Comparing quantitative with qualitative marketing research is not always successful, among others, because of the nomenclature used. For example, the term “qualitative research” is often associated with “qualitative data analysis”, used in sociology and psychology, as well as with the term “analysis of qualitative data”, which is used in statistics. Similar situation occurs in quantitative research, where overlapping, ambiguous terms can be found. For example, on the one hand, we have the term: “analysis of quantitative data”, but on the other hand, the term “quantitative analysis of qualitative data” can be found. Therefore, the use of the term “quantitative data analysis” without using the second part, that is without the reference to the particular type of data, is completely incomprehensible.

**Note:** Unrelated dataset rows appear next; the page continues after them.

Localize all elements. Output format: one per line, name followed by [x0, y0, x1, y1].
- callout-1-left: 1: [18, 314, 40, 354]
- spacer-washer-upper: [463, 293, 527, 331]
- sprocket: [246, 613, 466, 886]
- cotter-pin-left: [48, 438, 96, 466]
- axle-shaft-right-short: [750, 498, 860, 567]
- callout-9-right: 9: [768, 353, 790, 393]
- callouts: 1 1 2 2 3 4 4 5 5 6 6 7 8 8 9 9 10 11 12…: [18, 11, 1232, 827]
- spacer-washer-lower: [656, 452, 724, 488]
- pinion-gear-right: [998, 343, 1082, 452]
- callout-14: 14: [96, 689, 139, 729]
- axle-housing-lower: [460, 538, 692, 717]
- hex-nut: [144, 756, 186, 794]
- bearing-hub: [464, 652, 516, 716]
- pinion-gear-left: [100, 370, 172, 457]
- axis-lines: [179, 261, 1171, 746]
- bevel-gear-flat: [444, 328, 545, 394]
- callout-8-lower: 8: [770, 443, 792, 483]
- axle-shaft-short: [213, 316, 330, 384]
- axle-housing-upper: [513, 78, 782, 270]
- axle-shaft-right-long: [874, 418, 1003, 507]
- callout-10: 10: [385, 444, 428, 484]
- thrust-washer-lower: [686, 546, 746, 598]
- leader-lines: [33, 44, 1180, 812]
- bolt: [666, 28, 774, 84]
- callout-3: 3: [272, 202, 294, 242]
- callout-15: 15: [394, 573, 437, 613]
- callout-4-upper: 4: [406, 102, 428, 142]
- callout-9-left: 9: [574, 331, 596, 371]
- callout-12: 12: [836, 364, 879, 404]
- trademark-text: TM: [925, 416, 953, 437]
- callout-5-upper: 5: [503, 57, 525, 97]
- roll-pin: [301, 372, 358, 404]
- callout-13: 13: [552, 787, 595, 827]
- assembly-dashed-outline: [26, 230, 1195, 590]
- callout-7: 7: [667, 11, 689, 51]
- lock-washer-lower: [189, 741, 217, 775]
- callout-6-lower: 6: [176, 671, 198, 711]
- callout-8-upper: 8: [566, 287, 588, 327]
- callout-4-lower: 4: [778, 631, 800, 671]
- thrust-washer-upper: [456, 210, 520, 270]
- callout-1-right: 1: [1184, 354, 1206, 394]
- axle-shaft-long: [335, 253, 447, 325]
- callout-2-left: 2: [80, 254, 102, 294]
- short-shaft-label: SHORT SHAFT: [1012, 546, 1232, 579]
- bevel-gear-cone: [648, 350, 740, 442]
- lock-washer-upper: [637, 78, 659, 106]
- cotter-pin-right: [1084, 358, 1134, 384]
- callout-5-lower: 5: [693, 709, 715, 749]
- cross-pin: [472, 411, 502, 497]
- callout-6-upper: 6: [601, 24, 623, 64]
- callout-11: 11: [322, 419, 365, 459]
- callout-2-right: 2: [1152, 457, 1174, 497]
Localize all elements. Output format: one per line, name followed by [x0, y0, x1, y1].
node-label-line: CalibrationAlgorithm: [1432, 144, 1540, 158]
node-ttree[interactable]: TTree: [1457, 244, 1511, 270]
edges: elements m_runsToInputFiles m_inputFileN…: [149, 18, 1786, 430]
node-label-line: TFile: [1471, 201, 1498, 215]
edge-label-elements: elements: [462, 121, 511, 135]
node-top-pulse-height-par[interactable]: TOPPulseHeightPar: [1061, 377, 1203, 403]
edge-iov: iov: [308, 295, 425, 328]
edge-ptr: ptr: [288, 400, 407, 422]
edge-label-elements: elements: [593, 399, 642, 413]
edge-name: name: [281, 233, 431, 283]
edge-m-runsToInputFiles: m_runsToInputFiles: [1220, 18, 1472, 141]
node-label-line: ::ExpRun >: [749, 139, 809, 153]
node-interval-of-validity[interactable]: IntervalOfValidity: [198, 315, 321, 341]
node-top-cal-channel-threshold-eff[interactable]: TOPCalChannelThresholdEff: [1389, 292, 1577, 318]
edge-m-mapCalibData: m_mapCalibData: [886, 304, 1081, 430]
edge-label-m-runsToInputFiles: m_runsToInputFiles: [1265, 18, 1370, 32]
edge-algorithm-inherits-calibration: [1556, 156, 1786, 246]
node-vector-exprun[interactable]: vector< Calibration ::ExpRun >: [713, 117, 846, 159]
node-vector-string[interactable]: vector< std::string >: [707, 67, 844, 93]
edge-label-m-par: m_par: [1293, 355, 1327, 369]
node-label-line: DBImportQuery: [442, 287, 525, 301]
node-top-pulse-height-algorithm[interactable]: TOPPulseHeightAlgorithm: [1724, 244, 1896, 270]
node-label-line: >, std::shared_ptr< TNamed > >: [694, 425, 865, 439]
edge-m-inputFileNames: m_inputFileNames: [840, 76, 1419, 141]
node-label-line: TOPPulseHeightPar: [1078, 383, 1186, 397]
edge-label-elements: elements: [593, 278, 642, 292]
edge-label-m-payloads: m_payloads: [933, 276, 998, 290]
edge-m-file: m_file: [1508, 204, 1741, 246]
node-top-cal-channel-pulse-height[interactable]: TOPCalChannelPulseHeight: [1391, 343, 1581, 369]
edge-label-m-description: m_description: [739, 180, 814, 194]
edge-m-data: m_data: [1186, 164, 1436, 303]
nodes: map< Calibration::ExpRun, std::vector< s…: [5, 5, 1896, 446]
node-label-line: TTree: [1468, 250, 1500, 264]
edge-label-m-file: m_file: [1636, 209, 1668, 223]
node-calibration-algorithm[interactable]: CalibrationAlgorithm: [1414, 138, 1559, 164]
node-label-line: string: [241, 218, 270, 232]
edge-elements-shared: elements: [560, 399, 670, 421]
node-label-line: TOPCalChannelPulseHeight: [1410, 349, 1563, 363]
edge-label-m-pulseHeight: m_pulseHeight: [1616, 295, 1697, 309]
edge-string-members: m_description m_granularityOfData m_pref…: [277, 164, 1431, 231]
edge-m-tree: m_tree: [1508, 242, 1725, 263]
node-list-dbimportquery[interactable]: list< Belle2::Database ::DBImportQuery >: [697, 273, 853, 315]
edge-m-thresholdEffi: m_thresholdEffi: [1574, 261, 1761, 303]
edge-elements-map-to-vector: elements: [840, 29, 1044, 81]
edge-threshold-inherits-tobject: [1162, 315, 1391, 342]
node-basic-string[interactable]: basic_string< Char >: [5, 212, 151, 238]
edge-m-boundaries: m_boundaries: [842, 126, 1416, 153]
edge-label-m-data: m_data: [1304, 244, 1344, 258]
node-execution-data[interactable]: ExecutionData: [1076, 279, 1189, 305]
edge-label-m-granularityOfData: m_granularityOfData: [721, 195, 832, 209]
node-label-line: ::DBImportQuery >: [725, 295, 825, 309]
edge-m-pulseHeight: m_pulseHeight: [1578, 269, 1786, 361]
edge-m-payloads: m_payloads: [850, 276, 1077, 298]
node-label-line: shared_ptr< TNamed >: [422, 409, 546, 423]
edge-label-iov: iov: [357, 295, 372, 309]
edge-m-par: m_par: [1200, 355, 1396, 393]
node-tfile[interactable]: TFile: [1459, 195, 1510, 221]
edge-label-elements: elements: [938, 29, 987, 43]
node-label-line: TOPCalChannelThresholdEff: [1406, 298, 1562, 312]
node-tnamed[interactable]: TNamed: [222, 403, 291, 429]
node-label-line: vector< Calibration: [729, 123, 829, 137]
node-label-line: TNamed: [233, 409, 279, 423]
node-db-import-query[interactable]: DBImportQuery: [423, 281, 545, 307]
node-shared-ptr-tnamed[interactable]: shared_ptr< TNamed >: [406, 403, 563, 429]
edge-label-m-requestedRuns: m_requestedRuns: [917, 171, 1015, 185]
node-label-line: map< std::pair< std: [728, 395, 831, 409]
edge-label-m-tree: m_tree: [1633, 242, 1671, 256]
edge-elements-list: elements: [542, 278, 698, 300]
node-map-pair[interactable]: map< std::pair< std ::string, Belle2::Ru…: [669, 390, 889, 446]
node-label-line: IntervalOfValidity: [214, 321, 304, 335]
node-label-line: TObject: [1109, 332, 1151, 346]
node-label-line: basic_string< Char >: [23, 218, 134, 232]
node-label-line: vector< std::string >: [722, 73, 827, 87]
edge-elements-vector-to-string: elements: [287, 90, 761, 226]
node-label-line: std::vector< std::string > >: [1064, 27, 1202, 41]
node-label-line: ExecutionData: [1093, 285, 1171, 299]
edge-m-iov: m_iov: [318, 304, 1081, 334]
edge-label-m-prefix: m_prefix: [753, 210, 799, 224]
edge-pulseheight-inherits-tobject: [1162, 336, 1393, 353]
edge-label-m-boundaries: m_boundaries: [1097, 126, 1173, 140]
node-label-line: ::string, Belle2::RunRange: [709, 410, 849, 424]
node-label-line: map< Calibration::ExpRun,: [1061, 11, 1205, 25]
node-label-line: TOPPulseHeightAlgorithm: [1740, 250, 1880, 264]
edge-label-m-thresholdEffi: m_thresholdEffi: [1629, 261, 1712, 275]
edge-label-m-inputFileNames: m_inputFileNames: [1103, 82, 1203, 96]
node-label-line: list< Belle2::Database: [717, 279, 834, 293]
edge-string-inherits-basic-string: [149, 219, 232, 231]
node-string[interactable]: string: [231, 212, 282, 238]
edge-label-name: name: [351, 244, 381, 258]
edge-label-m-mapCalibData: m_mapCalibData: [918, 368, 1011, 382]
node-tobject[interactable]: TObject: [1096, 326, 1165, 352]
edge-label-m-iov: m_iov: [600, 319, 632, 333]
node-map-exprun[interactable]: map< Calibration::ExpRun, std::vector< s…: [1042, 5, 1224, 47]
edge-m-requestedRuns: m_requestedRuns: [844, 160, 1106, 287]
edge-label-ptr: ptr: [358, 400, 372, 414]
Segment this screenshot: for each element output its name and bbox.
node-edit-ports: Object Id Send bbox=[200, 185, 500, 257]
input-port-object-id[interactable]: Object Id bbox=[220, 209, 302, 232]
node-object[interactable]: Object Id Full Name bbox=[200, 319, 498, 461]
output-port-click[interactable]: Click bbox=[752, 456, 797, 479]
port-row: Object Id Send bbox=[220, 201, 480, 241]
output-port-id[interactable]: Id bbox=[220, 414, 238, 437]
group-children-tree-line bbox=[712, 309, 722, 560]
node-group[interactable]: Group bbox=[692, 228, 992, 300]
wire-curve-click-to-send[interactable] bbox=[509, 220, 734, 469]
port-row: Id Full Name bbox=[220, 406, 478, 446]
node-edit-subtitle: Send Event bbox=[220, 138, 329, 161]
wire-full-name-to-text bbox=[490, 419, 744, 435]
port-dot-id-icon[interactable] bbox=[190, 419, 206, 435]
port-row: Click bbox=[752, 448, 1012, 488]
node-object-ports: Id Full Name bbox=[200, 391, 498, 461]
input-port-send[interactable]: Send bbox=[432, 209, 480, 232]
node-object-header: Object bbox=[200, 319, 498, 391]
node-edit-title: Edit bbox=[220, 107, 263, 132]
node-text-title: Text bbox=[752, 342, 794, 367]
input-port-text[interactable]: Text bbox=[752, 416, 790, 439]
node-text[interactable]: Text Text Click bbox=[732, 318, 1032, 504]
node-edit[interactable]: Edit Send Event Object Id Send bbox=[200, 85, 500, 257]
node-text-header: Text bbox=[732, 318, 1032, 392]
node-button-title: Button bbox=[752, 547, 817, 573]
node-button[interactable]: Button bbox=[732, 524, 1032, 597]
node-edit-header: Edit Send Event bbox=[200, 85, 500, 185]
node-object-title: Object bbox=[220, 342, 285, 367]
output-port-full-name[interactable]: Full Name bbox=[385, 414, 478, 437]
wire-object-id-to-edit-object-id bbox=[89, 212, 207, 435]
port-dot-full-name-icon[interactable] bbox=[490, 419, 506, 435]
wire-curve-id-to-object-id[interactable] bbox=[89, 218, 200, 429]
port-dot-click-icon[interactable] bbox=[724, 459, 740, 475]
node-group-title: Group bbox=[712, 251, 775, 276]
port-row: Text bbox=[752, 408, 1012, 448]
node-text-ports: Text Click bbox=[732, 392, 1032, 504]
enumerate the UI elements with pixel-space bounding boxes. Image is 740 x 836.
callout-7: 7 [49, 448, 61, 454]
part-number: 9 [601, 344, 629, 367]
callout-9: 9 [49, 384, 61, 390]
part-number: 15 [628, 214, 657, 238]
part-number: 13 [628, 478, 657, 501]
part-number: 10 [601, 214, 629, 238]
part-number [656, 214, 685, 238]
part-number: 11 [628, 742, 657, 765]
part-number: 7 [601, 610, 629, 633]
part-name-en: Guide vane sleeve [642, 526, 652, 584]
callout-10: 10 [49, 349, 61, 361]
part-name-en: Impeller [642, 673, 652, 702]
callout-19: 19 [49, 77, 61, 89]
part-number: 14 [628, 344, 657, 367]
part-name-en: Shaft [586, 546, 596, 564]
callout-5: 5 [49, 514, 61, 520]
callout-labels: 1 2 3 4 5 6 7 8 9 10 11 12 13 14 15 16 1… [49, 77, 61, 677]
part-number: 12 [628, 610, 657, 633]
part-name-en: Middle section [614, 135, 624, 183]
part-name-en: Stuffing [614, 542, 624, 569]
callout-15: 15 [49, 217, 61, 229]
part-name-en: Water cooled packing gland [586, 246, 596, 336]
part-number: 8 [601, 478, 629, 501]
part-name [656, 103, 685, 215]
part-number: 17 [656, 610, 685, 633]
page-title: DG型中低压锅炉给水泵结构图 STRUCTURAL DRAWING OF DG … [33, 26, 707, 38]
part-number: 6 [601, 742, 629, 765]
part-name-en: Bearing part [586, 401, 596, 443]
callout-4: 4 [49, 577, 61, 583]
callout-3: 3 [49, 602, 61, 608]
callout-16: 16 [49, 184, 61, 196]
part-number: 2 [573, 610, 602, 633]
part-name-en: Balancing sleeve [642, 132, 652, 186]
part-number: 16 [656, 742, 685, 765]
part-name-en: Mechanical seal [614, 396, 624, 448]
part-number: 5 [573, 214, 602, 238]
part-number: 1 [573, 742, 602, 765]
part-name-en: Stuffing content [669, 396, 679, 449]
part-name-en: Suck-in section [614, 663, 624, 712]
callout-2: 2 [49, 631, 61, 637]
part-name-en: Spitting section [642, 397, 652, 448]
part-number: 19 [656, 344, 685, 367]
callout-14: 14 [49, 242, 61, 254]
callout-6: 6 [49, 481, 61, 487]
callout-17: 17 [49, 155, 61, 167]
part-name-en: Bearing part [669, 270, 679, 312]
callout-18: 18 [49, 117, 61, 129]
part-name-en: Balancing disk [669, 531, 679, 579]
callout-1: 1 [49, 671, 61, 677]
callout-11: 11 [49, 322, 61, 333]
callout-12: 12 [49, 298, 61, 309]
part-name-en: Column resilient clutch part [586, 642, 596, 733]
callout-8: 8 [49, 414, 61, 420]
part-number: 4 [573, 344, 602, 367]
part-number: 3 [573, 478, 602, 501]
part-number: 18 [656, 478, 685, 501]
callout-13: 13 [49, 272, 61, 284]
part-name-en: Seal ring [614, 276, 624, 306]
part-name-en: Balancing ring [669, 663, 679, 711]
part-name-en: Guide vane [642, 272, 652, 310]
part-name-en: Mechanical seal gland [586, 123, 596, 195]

The distinction between qualitative and quantitative research concerns several areas (Borys, 1991):

  • 1.

    Philosophical-Logical: Involves asking questions like “what is the research subject or set of subjects”, or in other way, “what is the character of the research subject or set of subjects” and “how many subjects is there?”, which describe appropriately the qualitative and quantitative aspect of the analysis of the subject set.

  • 2.

    Qualimetrics: A discipline dealing with the theory of quality, which assumes that qualitative description is equivalent to describing particular characteristics, whereas quantitative description is equivalent to having particular characteristics. It means, in practice, that qualitative description refers to the trait, which is a definition of a notion (for example: “reliability”, etc.) and referring to the information theory, it reflects the set of information of the same type about the subject of the research (Baborski, 1979). As a result, we always should accept some agreed convention, under which the information about the research subject is considered to be of the same kind.

  • 3.

    Statistics: In which the term of quality variable (also called “attribute”) is used the most often as a synonym of such terms as: “qualitative trait”, “non-measurable trait”, or “qualitative attribute”, whereas, with reference to quantitative variable, the most often used terms are “quantitative trait”, “measurable trait”, “quantitative attribute”.

Apart from the above comparison, we may refer to the research, in the view of the project planning, under which the researcher is looking for the answer to such questions as (Tarka, 2014):

  • On what level of detail and generalization should our knowledge be?

  • Should the knowledge result from the information on objective or subjective level?

  • What detail methods, data collection and analysis techniques should be applied to solve our research problem?

When looking for the answers to such questions, both on the grounds of quantitative, as well as qualitative research, the researcher should, first of all, realize the purpose and the aim of the conducted research project and the final form of the collected data (Mertens, 1998; Crotty, 1998; Lincoln & Guba, 2000; Neuman, 2000).